The European Commission’s New Year resolution of imposing a limit over carbon dioxide emissions on all the airlines flying to or from Europe airports has created furore in the Aviation Industry. The EU Emissions Trading Scheme (ETS) has drawn howls of protest from the airlines industry and is forcing them to make tough decisions.
With a motive to continue its operations in Europe, Etihad, the fastest growing carrier of Abu Dhabi has decided to hike fuel surcharge on all its flights arriving on or departing from Europe airport. The predominant factor behind this reluctant move is to offset the scheme costs under which airlines will be charged for the slew of carbon emitted by airplanes.

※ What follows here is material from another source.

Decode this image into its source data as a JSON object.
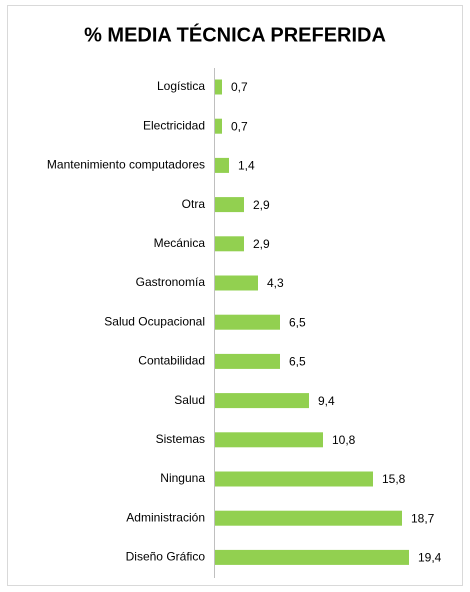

Known for offering its customers an extraordinary flying experience, the UAE flag carrier will now pass the additional costs to its customers. For passengers flying into or out of Europe will be charged $3 (AED11) and an amount of $0.03/ kg will be levied for cargo shipments on European flights. The same will take effect from 1 March 2012 to cover new carbon tax.
BEHIND THE SCENES
Though European Commission’s forced imposition sounds terrible to many, however, the reason behind this immediate action seems logical. As stated, the chief aim is to eliminate any possible aftermath of climatic changes on aviation industry. If the idea of alleviating airline’s carbon footprint is successfully implemented, it could erode nearly 35% of struggling industry profits.
Airlines are authorised to emit a proportionate amount of CO2 for free, every year. Strangely, they may have to bag more ‘carbon credits’ from different industries or airlines just in case they cross the line. As per EU ETS, the charges will be calculated on the supplementary costs for extra carbon credits purchased by airlines in 2012. Perhaps, with fluctuation in carbon prices, the cost can be adjusted with time.
Another significant factor troubling foreign governments is the EU Commission’s calculation of carbon cost over the entire flight and not just Europe. To avoid this deadlock, the EU ETS declared that no particular airline will face a bill till the next year, once their respective carbon emissions are calculated.
Like Etihad, another major Gulf carriers are also expected to follow suit and beef up air fares to compensate for the extra costs they have to bear.
The carbon emission control scheme has attracted opposition from both global plane makers and airlines. However, Europe has not shown any sign of compromise despite causing friction with worldwide aviation groups. Most of the airlines fear a possibility of trade war. Nonetheless, Europe insists it will not scrap this scheme or show any flexibility.
The rigidity is evident with its declaration of implementing this system in spite of conflicts, court cases, disapprovals and other difficulties.
CHINA TAKES A STAND
The eccentricity of the situation is evident as China took a stand against the odds unlike India, US, Singapore, Canadian and Asia Pacific Airlines which, as per industry critics, have so far blown hot and cold.
China banned its airlines from joining the EU’s carbon emissions scheme and ordered the country’s airlines not to raise air fares or levy extra costs to offset carbon emissions charges. Contemplating over the seriousness of the matter, industry observers suggest it will aggravate the situation and perhaps lead to a trade war.
According to the World Luxury Association, tourists from China spent a record US $7.2 billon overseas over the most recent Chinese holiday period; with 46% of total spent in Europe. China’s contribution in maintaining European economic stability is another good reason that the EU has decided to negotiate disputed terms under the Carbon Emission Scheme.
The airlines not complying with the standards will be fined an amount of US $130 (100 euros) for every tonne of emitted carbon dioxide for which they have not deposited allowances. For persistent offenders, the EU has complete authority to ban the airlines from its airspace.
Few European airlines wonder the chances of being penalised by other foreign governments over the scheme. They fear the risk of reprisals against airlines from Europe in form of newer taxes, restriction on traffic rights and charges.
Aviation experts believe the conflict is rapidly turning into a battle and to avert an escalation of the situation there is a need to find quick and appropriate solutions.